A think tank here in DC sends out an “rapid reaction” email featuring its experts’ take on various events in the news.
The key word: “various.” One alert might cover the coup in Sudan, another China’s hypersonic missile test, a third the latest federal elections in Germany.
There’s no common thread, save one: The think tank. The think tank has experts with something to say about these events.
The emails’ content isn’t bad — averaging a B or B-minus. But that’s not superior to or faster than their many alternatives. For me, the think tank's "rapid reactions" usually get buried in those hundreds of B or B-minus emails I get every day, a handful of which I might open not because I’m waiting for them, but because I have an idle moment to fill.
However: The email does showcase the think tank’s experts. In fact, that’s its main message: We have experts! We have expertise! (Hey media: Interview us!)
"We have experts! We have expertise!" is also the message most research organizations use as their de facto positioning.

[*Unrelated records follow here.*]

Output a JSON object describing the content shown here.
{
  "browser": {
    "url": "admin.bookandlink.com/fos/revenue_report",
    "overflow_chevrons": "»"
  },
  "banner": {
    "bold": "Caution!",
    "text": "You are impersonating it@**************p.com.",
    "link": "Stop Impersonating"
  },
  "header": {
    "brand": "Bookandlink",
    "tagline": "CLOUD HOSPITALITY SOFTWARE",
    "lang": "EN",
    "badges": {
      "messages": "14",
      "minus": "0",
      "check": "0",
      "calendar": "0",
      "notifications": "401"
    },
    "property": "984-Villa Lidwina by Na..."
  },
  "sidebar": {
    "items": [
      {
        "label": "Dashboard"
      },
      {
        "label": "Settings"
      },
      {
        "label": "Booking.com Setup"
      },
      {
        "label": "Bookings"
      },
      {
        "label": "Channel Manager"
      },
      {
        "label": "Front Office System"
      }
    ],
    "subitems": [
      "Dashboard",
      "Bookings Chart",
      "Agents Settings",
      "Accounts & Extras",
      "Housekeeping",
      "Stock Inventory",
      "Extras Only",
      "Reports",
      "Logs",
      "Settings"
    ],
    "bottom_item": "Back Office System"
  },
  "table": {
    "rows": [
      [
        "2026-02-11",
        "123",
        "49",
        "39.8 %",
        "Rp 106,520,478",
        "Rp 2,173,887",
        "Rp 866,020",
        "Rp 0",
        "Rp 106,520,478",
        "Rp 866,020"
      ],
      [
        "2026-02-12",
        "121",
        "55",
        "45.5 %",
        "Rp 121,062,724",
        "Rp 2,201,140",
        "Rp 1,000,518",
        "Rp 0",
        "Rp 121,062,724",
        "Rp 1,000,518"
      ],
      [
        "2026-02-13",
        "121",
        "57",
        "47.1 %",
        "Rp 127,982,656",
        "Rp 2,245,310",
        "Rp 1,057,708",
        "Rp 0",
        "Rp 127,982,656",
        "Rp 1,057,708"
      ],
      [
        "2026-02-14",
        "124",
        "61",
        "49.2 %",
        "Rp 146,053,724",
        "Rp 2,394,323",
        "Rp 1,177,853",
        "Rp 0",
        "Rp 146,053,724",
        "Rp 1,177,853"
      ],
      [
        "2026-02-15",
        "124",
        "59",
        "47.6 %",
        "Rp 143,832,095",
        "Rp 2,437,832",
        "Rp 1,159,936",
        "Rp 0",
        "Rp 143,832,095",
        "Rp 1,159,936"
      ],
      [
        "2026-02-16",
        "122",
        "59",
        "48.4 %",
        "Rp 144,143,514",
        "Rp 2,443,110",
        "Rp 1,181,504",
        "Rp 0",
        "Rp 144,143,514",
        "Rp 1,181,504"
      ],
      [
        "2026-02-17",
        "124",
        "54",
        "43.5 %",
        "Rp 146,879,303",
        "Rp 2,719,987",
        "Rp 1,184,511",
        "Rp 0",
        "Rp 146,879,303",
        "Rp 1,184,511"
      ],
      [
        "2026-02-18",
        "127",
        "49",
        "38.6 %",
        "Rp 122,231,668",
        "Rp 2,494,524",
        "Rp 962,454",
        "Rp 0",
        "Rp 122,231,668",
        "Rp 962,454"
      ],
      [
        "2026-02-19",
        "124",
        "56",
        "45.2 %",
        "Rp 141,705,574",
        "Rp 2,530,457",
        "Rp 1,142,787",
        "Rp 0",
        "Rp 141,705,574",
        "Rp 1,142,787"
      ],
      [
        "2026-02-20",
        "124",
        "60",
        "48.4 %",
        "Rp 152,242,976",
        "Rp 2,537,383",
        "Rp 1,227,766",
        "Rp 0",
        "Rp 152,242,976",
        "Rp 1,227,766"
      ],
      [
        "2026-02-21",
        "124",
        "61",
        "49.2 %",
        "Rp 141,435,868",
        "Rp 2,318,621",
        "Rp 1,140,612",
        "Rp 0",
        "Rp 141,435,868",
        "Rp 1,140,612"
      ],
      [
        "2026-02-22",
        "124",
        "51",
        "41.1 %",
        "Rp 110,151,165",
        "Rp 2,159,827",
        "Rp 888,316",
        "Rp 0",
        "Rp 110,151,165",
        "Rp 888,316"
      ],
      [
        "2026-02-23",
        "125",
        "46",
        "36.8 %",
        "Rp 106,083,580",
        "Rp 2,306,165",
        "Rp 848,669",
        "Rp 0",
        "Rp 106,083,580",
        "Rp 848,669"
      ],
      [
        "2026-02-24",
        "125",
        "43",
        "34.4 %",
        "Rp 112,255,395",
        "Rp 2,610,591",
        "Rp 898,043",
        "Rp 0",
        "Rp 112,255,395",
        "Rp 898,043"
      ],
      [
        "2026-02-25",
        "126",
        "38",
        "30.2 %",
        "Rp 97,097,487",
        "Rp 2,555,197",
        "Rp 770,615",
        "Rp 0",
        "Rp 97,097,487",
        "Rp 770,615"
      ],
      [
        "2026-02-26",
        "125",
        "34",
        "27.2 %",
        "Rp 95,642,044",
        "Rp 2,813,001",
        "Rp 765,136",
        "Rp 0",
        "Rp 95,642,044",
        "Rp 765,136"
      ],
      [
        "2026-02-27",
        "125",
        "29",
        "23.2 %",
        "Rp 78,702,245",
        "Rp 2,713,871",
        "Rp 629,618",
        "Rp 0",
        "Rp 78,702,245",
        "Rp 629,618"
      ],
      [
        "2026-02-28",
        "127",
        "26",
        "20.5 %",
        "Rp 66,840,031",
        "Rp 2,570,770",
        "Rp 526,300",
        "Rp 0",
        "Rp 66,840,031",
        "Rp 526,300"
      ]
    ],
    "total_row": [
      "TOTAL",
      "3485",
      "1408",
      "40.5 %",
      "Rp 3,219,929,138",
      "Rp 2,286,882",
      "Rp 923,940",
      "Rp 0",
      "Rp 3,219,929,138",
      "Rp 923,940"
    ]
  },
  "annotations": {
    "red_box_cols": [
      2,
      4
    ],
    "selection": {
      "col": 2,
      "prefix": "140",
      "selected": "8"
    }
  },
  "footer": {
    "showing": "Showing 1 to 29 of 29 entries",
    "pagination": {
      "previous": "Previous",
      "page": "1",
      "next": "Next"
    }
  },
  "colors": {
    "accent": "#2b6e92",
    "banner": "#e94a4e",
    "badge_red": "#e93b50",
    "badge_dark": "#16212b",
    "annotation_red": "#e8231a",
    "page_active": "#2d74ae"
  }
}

But everyone else has experts.
“We have experts!” might — with great and ever-increasing effort — get your experts a quote in the media commenting on a specific hot topic. It’s not an identity. It’s not a point of view. And It won’t work as your long-term positioning. It doesn't differentiate you a single degree from any other research organization.
Brian Morrissey, who used to be CEO of Digiday, writes in a new essay titled “Running plays isn’t having a playbook” that “point of view, and the ability to execute on that, is the closest thing there is to a moat in the media business." That's because so few have a POV and the content program and playbook that flow from it:
Looking at many publications, you realize that many are just running plays. There doesn’t seem to be a coherence to what they’re doing, who is doing it, or any underlying philosophy guiding what they’re doing. Reading these publications, I’m left to wonder: What exactly do they stand for? Just because you use a set of words to describe yourself doesn’t mean that’s who you are. Who you are is what you do, not your marketing copy.
The think tank has one thing right: As the media continue to fail research organizations, research organizations will be existentially required to produce their own media showcasing their own expertise.
But the first question to ask is: What does your organization stand for?
If it’s “We have experts!”— you don’t know. And neither does anyone else.